“Los pinares de la sierra”, 19

Por Dionisio Rodríguez Mejías.

6.- El reparto de premios.

Seguros de que el señor Bueno respondería a cualquier cuestión, por difícil que fuera, todos permanecieron en silencio, hasta que comenzó el reparto de premios. Ocupó el centro de la mesa el señor Triquell, a su derecha se colocó Martina Meler ―la pelirroja de las piernas tentadoras―, y a su izquierda el señor Bueno, amable, sonriente, y con el cigarrillo en la mano. El triunfador del trimestre había sido un muchacho de unos treinta años, Marc Arumí, alto, corpulento, con aspecto sencillo y bonachón. El señor Triquel le entregó una gigantesca copa de plata, con su nombre y apellidos grabados en la base. Marc cogió la copa, emocionado, y el equipo entero se puso a aplaudir.

―¡Arumí! ¡Arumí! ¡Arumí!

Todos los compañeros aclamaban al triunfador y gritaban su nombre con entusiasmo. Mientras tanto, yo los miraba asombrado desde un rincón. Me parecía que se habían vuelto todos locos, de repente. La pelirroja pidió que cesaran los gritos y, sin dejar de sonreír, entregó un sobre al señor Bueno. Lo abrió delante de todos y mostró su contenido. ¡Qué vítores! ¡Qué alegría! ¡Un fajo de ciento cincuenta mil pesetas! Abrió Arumí la tapa de la copa y el jefe de ventas empezó a echar billetes en su interior, mientras los vendedores gritaban a coro: ¡Uno! ¡Dos! ¡Tres! Así, hasta ciento cincuenta. No sabe nadie lo que eran entonces ciento cincuenta billetes de mil pesetas, sacados del banco aquel mismo día, con ese tacto tan especial de los billetes nuevos y ese olor maravilloso que tiene el dinero. Baste decir que por un poco más podías comprarte un piso, de tres habitaciones, en la periferia de Barcelona.

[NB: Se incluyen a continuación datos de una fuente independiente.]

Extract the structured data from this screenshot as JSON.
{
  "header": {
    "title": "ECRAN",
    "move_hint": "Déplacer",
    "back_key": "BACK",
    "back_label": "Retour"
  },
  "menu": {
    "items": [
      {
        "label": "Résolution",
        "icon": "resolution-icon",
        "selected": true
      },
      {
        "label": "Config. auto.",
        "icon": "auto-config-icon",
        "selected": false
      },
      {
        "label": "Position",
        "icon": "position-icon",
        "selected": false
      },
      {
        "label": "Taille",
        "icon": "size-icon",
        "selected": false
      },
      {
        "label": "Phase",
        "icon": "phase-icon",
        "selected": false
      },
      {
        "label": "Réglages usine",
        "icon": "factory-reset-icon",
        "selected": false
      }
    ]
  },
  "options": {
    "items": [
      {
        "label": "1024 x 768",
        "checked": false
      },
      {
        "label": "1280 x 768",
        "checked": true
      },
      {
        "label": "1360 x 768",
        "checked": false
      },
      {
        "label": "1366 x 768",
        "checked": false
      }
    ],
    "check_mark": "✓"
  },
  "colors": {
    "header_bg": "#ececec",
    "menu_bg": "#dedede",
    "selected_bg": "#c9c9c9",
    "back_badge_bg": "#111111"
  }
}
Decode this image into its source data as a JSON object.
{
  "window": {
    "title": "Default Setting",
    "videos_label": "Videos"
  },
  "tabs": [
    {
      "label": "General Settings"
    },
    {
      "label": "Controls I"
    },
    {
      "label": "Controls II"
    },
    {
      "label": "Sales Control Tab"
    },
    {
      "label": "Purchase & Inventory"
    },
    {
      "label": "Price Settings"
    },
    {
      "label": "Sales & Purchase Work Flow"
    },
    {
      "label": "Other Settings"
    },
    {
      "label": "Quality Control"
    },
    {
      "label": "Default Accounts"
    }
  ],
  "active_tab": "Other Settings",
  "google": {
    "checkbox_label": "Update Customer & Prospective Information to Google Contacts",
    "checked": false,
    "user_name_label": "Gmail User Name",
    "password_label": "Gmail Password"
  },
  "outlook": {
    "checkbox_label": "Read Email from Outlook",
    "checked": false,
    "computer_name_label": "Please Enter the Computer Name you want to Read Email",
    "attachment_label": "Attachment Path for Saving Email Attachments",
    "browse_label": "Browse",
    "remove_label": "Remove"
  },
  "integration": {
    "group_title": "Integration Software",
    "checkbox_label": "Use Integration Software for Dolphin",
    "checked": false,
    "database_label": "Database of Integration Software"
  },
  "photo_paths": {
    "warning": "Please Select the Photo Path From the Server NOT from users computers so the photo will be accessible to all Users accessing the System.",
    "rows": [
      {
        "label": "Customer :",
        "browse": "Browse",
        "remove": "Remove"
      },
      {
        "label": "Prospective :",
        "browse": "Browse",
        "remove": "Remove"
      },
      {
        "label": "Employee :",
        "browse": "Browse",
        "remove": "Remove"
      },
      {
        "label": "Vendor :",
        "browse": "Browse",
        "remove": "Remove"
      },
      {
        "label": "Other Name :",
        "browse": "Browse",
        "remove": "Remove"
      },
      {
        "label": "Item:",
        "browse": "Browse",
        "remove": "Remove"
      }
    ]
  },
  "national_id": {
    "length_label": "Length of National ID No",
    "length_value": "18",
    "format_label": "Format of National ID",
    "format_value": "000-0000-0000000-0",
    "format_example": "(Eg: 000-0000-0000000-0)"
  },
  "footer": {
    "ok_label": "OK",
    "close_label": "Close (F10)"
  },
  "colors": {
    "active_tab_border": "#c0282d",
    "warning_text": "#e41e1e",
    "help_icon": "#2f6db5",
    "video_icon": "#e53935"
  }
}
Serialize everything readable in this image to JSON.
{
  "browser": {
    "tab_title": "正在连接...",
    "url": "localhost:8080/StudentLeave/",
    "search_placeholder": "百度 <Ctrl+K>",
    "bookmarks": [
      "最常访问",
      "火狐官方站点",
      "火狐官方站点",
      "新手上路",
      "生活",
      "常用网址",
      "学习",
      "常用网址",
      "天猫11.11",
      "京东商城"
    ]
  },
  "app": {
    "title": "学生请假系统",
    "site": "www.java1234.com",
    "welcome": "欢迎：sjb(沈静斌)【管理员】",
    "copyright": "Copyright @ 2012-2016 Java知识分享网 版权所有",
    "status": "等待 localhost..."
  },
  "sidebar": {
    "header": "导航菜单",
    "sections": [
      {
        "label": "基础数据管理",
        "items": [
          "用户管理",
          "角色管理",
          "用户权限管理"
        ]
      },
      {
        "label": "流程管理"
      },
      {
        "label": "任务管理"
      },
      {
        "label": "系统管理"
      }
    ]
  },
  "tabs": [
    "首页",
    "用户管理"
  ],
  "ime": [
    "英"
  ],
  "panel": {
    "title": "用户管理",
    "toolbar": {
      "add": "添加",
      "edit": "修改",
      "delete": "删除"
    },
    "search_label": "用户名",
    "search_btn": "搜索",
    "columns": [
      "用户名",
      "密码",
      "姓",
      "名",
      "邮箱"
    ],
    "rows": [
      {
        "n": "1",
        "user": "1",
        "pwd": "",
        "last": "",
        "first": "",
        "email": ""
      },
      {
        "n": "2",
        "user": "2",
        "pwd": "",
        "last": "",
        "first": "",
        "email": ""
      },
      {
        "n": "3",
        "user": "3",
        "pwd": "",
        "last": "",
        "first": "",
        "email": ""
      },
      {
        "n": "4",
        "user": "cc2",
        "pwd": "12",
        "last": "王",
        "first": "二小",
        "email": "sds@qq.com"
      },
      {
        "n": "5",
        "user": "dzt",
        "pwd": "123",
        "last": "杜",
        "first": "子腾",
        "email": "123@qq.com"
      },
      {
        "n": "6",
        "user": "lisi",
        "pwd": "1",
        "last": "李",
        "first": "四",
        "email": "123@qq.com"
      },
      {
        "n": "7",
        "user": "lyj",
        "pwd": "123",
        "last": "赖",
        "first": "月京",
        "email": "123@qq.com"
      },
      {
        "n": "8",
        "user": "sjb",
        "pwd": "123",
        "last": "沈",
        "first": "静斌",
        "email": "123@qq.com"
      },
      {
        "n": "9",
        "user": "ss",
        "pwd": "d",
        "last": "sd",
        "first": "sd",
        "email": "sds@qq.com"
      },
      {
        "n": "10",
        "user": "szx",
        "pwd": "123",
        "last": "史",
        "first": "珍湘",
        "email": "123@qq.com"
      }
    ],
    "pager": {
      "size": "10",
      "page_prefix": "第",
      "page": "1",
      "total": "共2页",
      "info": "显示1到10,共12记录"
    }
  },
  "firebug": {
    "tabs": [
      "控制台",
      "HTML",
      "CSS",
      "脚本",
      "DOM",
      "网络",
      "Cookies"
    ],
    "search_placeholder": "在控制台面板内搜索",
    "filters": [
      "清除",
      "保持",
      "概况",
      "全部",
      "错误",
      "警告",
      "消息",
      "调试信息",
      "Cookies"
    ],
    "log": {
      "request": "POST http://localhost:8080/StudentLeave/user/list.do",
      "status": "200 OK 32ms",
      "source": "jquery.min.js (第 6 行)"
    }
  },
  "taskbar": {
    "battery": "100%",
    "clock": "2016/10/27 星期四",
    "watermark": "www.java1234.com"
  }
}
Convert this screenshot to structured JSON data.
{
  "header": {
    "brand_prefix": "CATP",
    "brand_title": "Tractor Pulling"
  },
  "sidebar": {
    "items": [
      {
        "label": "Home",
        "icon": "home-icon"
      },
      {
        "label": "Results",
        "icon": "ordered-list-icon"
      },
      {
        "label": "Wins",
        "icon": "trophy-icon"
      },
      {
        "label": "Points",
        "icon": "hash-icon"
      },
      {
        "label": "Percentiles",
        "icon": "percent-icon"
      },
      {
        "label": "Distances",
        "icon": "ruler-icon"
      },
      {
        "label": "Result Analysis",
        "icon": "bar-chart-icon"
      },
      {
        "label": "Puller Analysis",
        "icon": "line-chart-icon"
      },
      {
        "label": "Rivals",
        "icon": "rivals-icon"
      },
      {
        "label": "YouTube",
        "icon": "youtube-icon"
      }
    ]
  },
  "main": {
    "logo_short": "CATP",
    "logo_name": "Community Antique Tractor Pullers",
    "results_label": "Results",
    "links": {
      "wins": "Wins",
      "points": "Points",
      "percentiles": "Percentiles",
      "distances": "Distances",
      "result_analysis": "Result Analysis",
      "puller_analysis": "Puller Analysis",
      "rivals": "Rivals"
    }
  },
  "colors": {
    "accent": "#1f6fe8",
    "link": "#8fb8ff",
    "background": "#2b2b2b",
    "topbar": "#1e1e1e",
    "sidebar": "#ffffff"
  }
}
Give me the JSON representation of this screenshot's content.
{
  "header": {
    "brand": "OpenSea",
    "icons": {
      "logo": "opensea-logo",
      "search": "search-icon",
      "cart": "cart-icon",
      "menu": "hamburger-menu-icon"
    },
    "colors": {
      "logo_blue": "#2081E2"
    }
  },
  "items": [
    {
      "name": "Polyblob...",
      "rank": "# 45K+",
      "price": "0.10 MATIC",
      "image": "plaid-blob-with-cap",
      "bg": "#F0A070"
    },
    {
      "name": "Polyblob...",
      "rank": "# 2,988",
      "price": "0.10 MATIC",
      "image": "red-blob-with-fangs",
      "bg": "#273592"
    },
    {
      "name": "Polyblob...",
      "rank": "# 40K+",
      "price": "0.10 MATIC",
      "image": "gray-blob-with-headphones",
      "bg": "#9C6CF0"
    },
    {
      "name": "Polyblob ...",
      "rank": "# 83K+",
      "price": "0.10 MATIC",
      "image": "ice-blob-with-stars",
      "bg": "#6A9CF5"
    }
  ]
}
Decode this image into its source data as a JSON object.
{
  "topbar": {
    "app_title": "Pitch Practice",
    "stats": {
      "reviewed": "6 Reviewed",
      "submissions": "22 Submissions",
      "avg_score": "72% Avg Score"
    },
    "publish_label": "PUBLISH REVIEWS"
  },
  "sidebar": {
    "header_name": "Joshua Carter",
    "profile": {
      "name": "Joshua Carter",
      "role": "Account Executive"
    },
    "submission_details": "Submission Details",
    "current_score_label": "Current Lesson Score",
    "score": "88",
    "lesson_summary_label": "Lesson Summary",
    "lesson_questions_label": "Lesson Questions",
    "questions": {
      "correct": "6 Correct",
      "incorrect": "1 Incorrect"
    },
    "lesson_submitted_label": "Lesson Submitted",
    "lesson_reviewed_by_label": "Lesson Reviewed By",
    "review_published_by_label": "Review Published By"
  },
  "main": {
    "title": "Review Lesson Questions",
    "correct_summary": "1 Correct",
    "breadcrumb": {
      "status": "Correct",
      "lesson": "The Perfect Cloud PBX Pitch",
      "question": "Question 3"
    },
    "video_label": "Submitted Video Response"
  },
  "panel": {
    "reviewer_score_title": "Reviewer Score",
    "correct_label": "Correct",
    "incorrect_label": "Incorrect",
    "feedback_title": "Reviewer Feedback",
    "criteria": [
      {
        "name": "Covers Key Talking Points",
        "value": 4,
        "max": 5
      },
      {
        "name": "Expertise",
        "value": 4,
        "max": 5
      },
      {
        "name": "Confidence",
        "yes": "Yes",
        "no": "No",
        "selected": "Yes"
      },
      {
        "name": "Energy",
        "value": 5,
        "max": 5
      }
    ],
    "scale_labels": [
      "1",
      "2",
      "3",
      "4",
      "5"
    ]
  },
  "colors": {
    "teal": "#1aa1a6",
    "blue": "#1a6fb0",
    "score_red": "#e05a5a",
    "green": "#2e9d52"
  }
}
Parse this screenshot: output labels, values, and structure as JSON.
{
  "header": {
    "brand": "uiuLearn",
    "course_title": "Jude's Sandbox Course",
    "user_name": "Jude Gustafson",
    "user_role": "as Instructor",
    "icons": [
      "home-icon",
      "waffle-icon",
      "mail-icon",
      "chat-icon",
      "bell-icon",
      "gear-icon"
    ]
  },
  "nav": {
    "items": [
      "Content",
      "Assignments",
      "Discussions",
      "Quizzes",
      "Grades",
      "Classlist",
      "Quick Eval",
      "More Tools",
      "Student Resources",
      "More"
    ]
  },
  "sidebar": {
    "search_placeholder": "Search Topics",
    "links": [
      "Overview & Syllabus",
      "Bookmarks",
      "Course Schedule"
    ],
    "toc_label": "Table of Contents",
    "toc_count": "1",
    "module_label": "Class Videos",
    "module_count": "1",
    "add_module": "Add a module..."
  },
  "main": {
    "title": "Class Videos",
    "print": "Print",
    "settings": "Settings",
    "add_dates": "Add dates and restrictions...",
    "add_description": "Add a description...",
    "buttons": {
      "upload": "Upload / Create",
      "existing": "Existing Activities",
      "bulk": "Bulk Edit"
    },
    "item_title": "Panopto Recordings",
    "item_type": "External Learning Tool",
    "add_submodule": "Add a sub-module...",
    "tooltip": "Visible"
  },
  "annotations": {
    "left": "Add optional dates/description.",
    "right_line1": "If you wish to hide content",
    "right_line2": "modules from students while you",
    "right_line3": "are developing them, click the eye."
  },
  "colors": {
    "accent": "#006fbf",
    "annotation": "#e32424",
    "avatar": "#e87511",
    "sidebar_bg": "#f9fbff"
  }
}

A una señal de la pelirroja, los camareros se pusieron a llenar las copas de champán, mientras el señor Bueno seguía repartiendo trofeos y dinero. Al final, acabaron todos medio achispados, tanto de vino como de alegría. Salí de allí junto a mi amigo, “El Chirla”, pensando que yo era la única persona sensata de aquella reunión. A Paco, que había sido el quinto vendedor de la empresa, le regalaron diez mil pesetas y una placa de plata con su nombre, sus apellidos y la gloriosa hazaña lograda en el trimestre. Eran casi las diez de la noche cuando acabó el jolgorio. Felicité a Paco, que estaba exultante de alegría, pero yo salí de allí muy pensativo.

―Mira la hora que es, tendremos que marcharnos ya ―le dije a Paco―. No quiero llegar a casa demasiado tarde.

―¿Adónde quieres ir? Mañana es sábado y no hay que madrugar.

―Pues ya te digo: a casa. Estas no son horas de andar por la calle.